Increased private-equity attention could lead to strong per-bed prices for skilled nursing facilities in some markets in 2020, fellow Senwell managing partner Ben Bohland predicted.

“When a stabilized opportunity comes on the market, you have quite a few bidders,” he said.

But continued private-equity appetite for skilled nursing facilities and other health care properties comes with a catch: growing scrutiny from officials in Washington. A small group of federal lawmakers — including Sen. Elizabeth Warren of Massachusetts, currently running for the 2020 Democratic presidential nomination — last fall called on several private equity heavyweights to disclose more information about their nursing home investments.
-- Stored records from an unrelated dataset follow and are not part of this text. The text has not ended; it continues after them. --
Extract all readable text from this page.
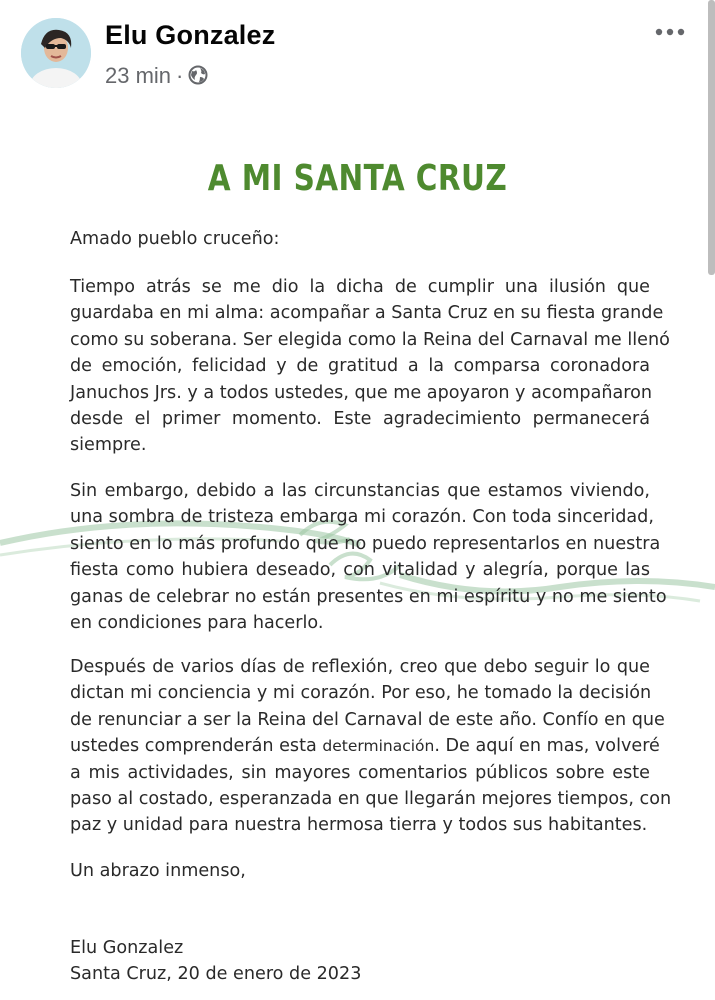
Elu Gonzalez
23 min ·
A MI SANTA CRUZ
Amado pueblo cruceño:
Tiempo atrás se me dio la dicha de cumplir una ilusión que
guardaba en mi alma: acompañar a Santa Cruz en su fiesta grande
como su soberana. Ser elegida como la Reina del Carnaval me llenó
de emoción, felicidad y de gratitud a la comparsa coronadora
Januchos Jrs. y a todos ustedes, que me apoyaron y acompañaron
desde el primer momento. Este agradecimiento permanecerá
siempre.
Sin embargo, debido a las circunstancias que estamos viviendo,
una sombra de tristeza embarga mi corazón. Con toda sinceridad,
siento en lo más profundo que no puedo representarlos en nuestra
fiesta como hubiera deseado, con vitalidad y alegría, porque las
ganas de celebrar no están presentes en mi espíritu y no me siento
en condiciones para hacerlo.
Después de varios días de reflexión, creo que debo seguir lo que
dictan mi conciencia y mi corazón. Por eso, he tomado la decisión
de renunciar a ser la Reina del Carnaval de este año. Confío en que
ustedes comprenderán esta determinación. De aquí en mas, volveré
a mis actividades, sin mayores comentarios públicos sobre este
paso al costado, esperanzada en que llegarán mejores tiempos, con
paz y unidad para nuestra hermosa tierra y todos sus habitantes.
Un abrazo inmenso,
Elu Gonzalez
Santa Cruz, 20 de enero de 2023
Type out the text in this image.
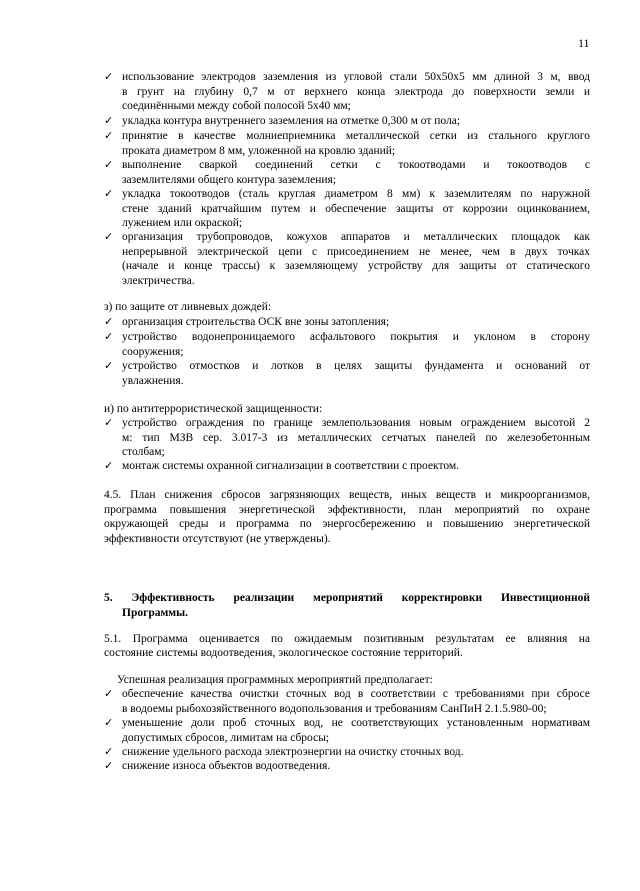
11
✓ использование электродов заземления из угловой стали 50х50х5 мм длиной 3 м, ввод
в грунт на глубину 0,7 м от верхнего конца электрода до поверхности земли и
соединёнными между собой полосой 5х40 мм;
✓ укладка контура внутреннего заземления на отметке 0,300 м от пола;
✓ принятие в качестве молниеприемника металлической сетки из стального круглого
проката диаметром 8 мм, уложенной на кровлю зданий;
✓ выполнение сваркой соединений сетки с токоотводами и токоотводов с
заземлителями общего контура заземления;
✓ укладка токоотводов (сталь круглая диаметром 8 мм) к заземлителям по наружной
стене зданий кратчайшим путем и обеспечение защиты от коррозии оцинкованием,
лужением или окраской;
✓ организация трубопроводов, кожухов аппаратов и металлических площадок как
непрерывной электрической цепи с присоединением не менее, чем в двух точках
(начале и конце трассы) к заземляющему устройству для защиты от статического
электричества.
з) по защите от ливневых дождей:
✓ организация строительства ОСК вне зоны затопления;
✓ устройство водонепроницаемого асфальтового покрытия и уклоном в сторону
сооружения;
✓ устройство отмостков и лотков в целях защиты фундамента и оснований от
увлажнения.
и) по антитеррористической защищенности:
✓ устройство ограждения по границе землепользования новым ограждением высотой 2
м: тип МЗВ сер. 3.017-3 из металлических сетчатых панелей по железобетонным
столбам;
✓ монтаж системы охранной сигнализации в соответствии с проектом.
4.5. План снижения сбросов загрязняющих веществ, иных веществ и микроорганизмов,
программа повышения энергетической эффективности, план мероприятий по охране
окружающей среды и программа по энергосбережению и повышению энергетической
эффективности отсутствуют (не утверждены).
5. Эффективность реализации мероприятий корректировки Инвестиционной
Программы.
5.1. Программа оценивается по ожидаемым позитивным результатам ее влияния на
состояние системы водоотведения, экологическое состояние территорий.
Успешная реализация программных мероприятий предполагает:
✓ обеспечение качества очистки сточных вод в соответствии с требованиями при сбросе
в водоемы рыбохозяйственного водопользования и требованиям СанПиН 2.1.5.980-00;
✓ уменьшение доли проб сточных вод, не соответствующих установленным нормативам
допустимых сбросов, лимитам на сбросы;
✓ снижение удельного расхода электроэнергии на очистку сточных вод.
✓ снижение износа объектов водоотведения.
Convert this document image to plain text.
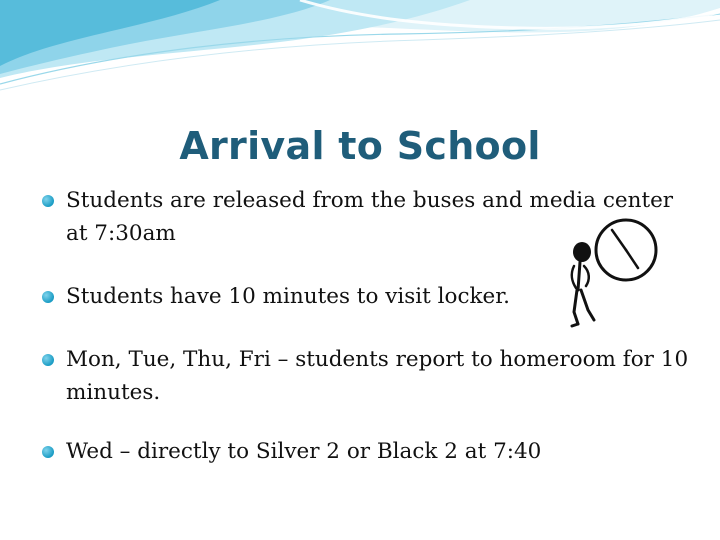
Arrival to School
Students are released from the buses and media center at 7:30am
Students have 10 minutes to visit locker.
Mon, Tue, Thu, Fri – students report to homeroom for 10 minutes.
Wed – directly to Silver 2 or Black 2 at 7:40
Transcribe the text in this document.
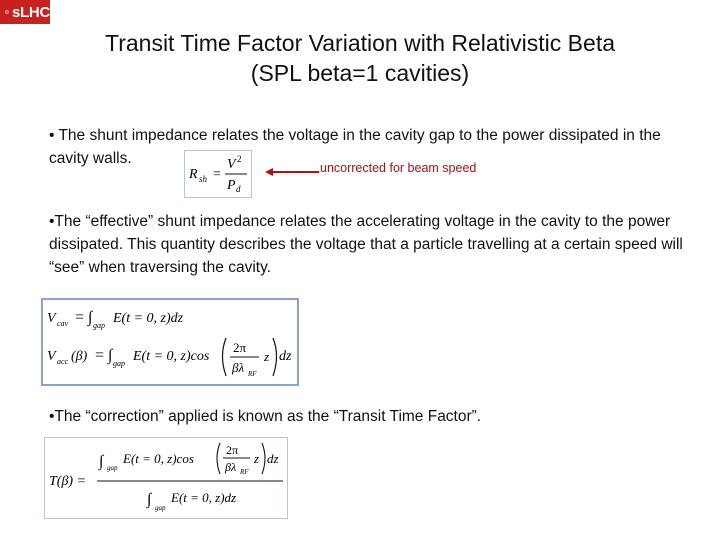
sLHC
Transit Time Factor Variation with Relativistic Beta
(SPL beta=1 cavities)
• The shunt impedance relates the voltage in the cavity gap to the power dissipated in the cavity walls.
R sh =
V 2
P d
uncorrected for beam speed
•The “effective” shunt impedance relates the accelerating voltage in the cavity to the power dissipated. This quantity describes the voltage that a particle travelling at a certain speed will “see” when traversing the cavity.
V cav = ∫ gap E(t = 0, z)dz
V acc (β) = ∫ gap E(t = 0, z)cos
2π
βλ RF
z dz
•The “correction” applied is known as the “Transit Time Factor”.
T(β) =
∫ gap
E(t = 0, z)cos
2π
βλ RF
z dz
∫ gap
E(t = 0, z)dz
“We are particularly concerned about your firm’s investment in large for-profit nursing home chains, which research has shown often provide worse care than not-for-profit facilities,” the lawmakers, all Democrats, wrote in their letter, which was sent to companies including The Carlyle Group and Formation Capital. “In light of these concerns, we request information about your firm, the portfolio companies in which it has invested, and the performance of those investments.”

The concerned politicians aren’t alone in their scrutiny on private nursing home investors: Tom DeRosa, CEO of major real estate investment trust (REIT) Welltower Inc. (NYSE: WELL), has frequently accused Carlyle of allowing the HCR ManorCare nursing home chain to suffer amid a lack of capital investment under its ownership; Welltower and hospital chain ProMedica teamed up to purchase ManorCare in a blockbuster 2018 deal.